Keynote Speakers
UNESCO Chair in Cultural Property Protection and Peace
Newcastle University
The United Kingdom
President
Blue Shield International
The Netherlands
Professor Peter Stone OBE
Peter is currently the UNESCO Chair in Cultural Property Protection and Peace at Newcastle – the only such Chair in the world. In August 2020, Peter was elected as President of the Blue Shield having served as Vice President between 2017 and 2020. The Blue Shield is the international NGO created in 1996 to advise UNESCO on the protection of cultural heritage in the event of armed conflict. He was Chair of the UK national committee of the Blue Shield between 2013 and 2020. Peter was previously Head of the School of Arts and Cultures and Professor of Heritage Studies in the International Centre for Cultural and Heritage Studies at Newcastle. Before joining Newcastle he had worked for English Heritage, as a field archaeologist, and history teacher.
In 2003 Peter was advisor to the UK’s Ministry of Defence regarding the identification and protection of the archaeological cultural heritage in Iraq. He has remained active in working with the military to refine attitudes and develop processes for the better protection of cultural property in times of conflict. He has written extensively on this topic including co-editing, with Joanne Farchakh Bajjaly, The Destruction of Cultural Heritage in Iraq (2008) and editing Cultural Heritage, Ethics and the Military (2011). His article ‘The 4 Tier approach’ led directly to the establishment of a Joint Service Cultural Property Protection Unit in UK forces to become operational in 2019/20.

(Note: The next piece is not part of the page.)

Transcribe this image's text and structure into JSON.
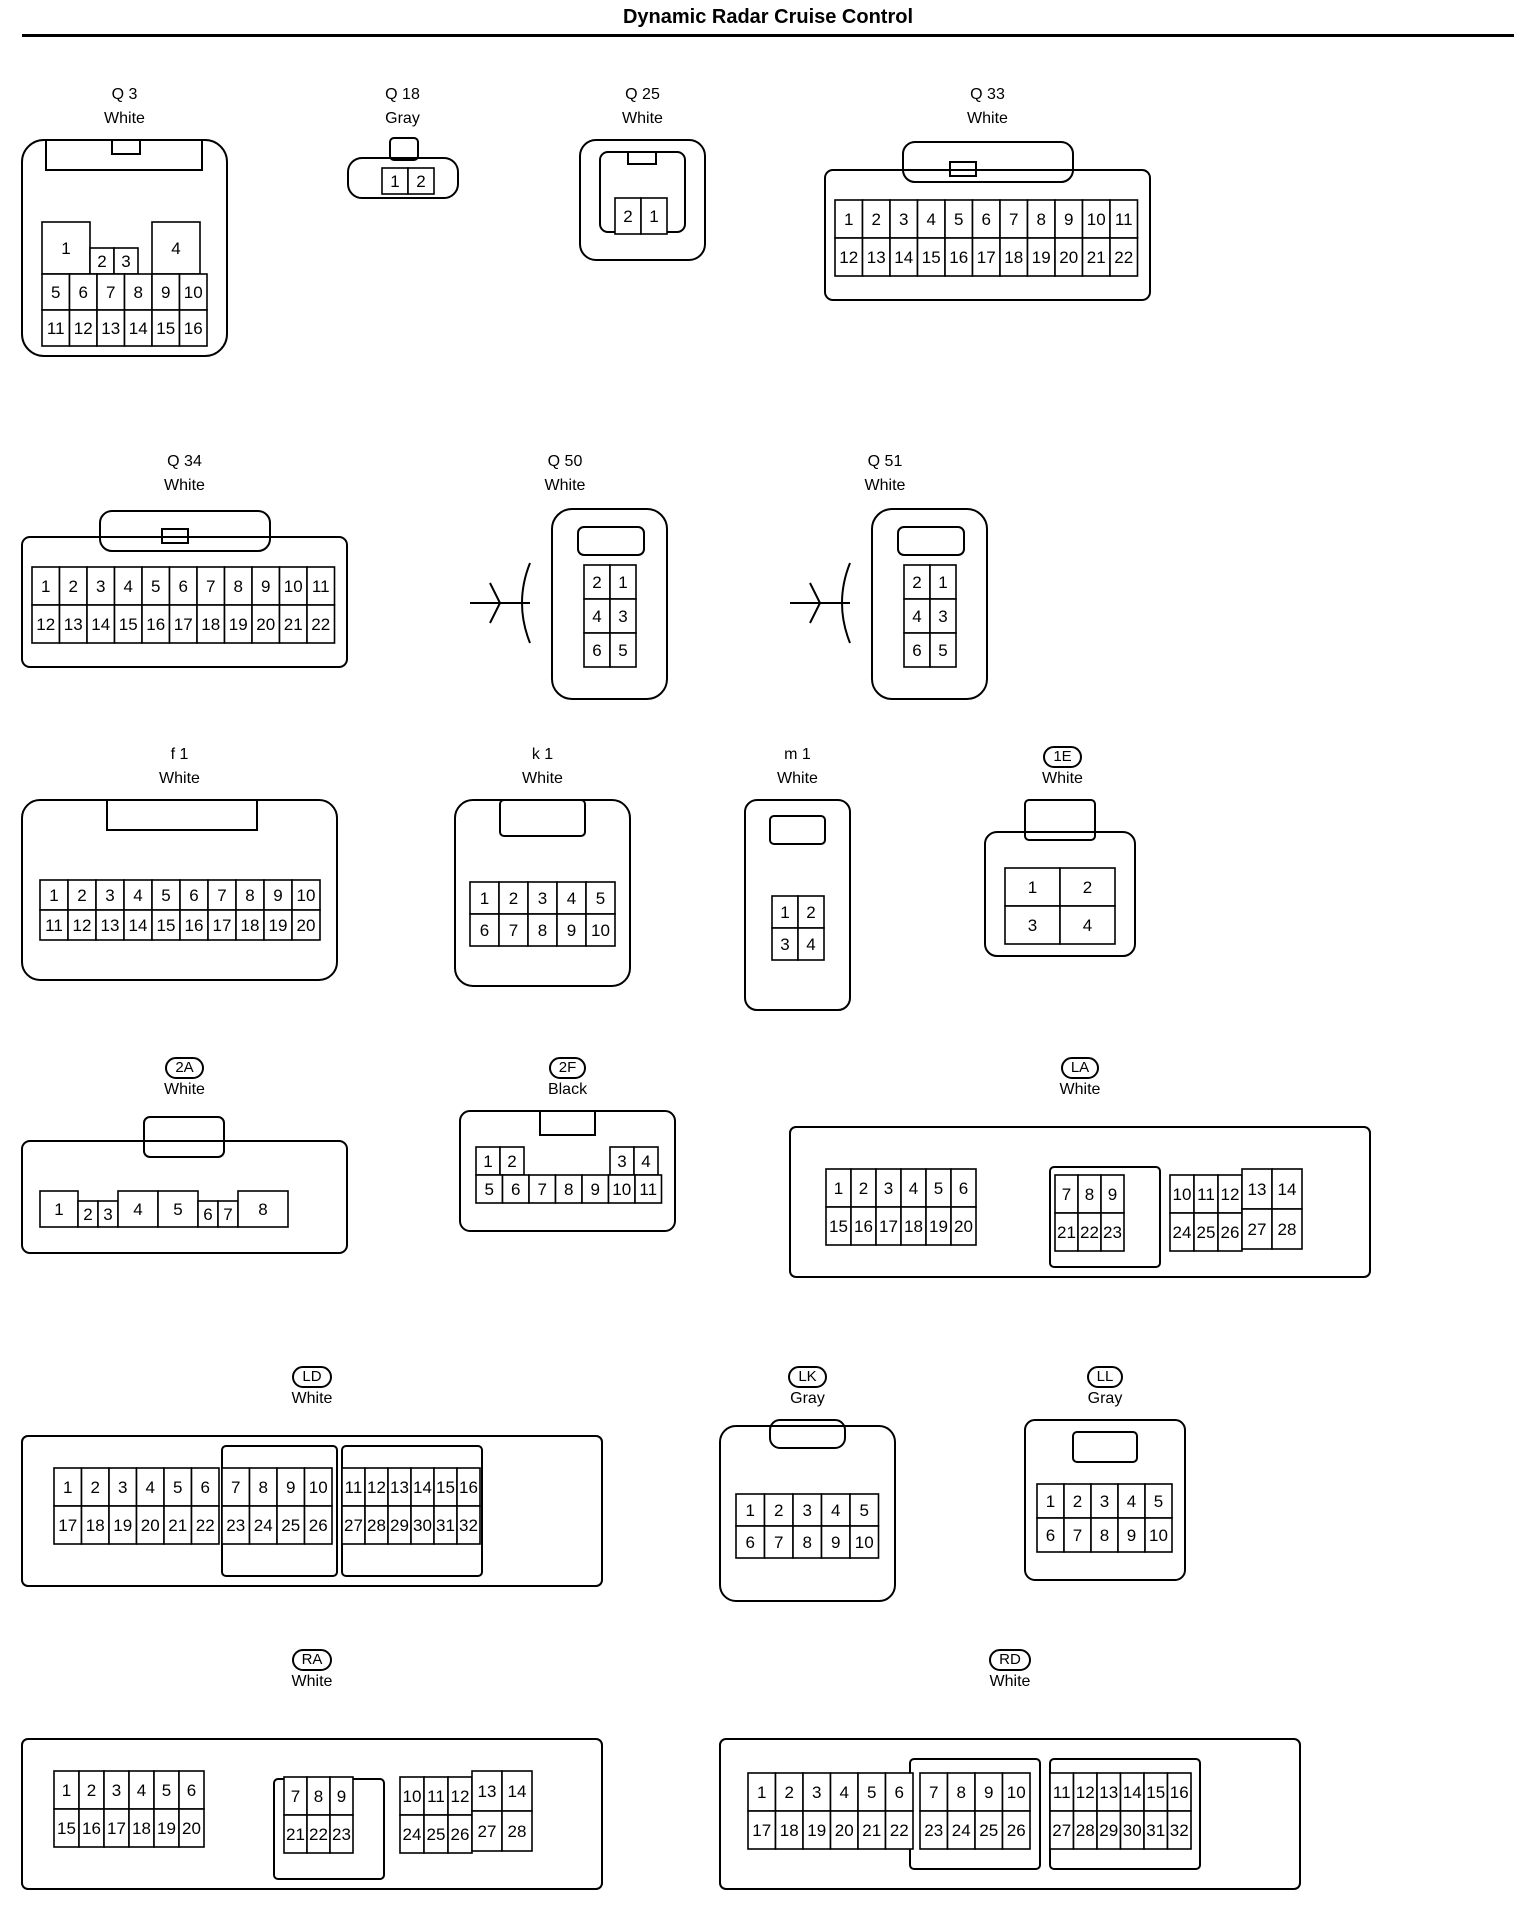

Peter was appointed to the University in 1997, as Director of the International Centre for Cultural and Heritage Studies (ICCHS) in the School of Arts and Cultures in 2001, and as Head of School in 2006 (until December 2015). Between 1998 and 2008 he was Honorary Chief Executive Officer of the World Archaeological Congress. He was awarded an OBE in the 2011 Queen’s Birthday Honours List for services to heritage education.
Saving Cultural Property In Armed Conflict: The Work Of The Blue Shield
In 1953 Luther Evans, Director General of UNESCO, addressed those drafting what was to become the 1954 Hague Convention on the Protection of Cultural Property in the Event of Armed Conflict, stressing that they had been brought together not only to draft the convention but also to create the “Red Cross for Cultural Property”. Evans realised that cultural property protection (CPP) could not be delivered by the fledgling UNESCO but would need an independent, impartial, and neutral organisation. While the assembled experts renamed Evans’ organisation the ‘Blue and White Shield’ after the formal emblem of the organisation it was not to be until 42 years later that the International Committee of the Blue Shield was actually established.
This presentation introduces the work of the international NGO, now simply referred to as ‘The Blue Shield’, which is committed to working in partnership with the heritage, uniformed, and humanitarian’ sectors, encouraging them to see the relevance and importance of CPP to their disparate agendas. The Blue Shield stresses the intertwined nature and indivisibility of the protection of people and their cultural heritage and argues that cultural and natural heritage can be used as a vehicle for peace and reconciliation rather than simply as an excuse for conflict. Such work cannot be left until conflict breaks out but must become an integral facet of peacetime activity, concentrating on what unites, rather than what divides, us.
Independent Digital Heritage Consultant
The United Kingdom
Thomas Flynn
Thomas is a well-known and respected cultural heritage practitioner specialising in 3D digitisation, online publishing, open access, storytelling, and interoperability. He was the Cultural Heritage Lead at Sketchfab/Epic Games and cofounder of Museum in a Box Ltd.
He has previously worked for the British Museum and acted as a consultant on 3D Cultural Heritage matters for UNESCO, The European Commission, Oxford University, Creative Commons, UK Research & Innovation, Columbia University, and University College London to list but a few.
Currently, he is an independent consultant to the Cultural Heritage community and serves as co-chair of the IIIF 3D Community Group and the advisory board of the Rijksmuseum’s 2&3D conference. He also produces The Spatial Heritage Review, a monthly round-up of all things happening at the intersection of Cultural Heritage + Digital 3D.
Everything, Everywhere, All At Once
Digitisation technology, workflows, and standards continue to steadily advance, facilitating increases in the quality, depth, and volume of digital cultural heritage data being created. In parallel, new platforms for publishing and disseminating heritage data are connecting audiences new and old with this data in novel and engaging ways. With a focus on 3D data, and drawing on experience and examples from both the heritage and commercial sectors, this keynote will highlight some key challenges and opportunities apparent at the intersection of modern technology and historical knowledge.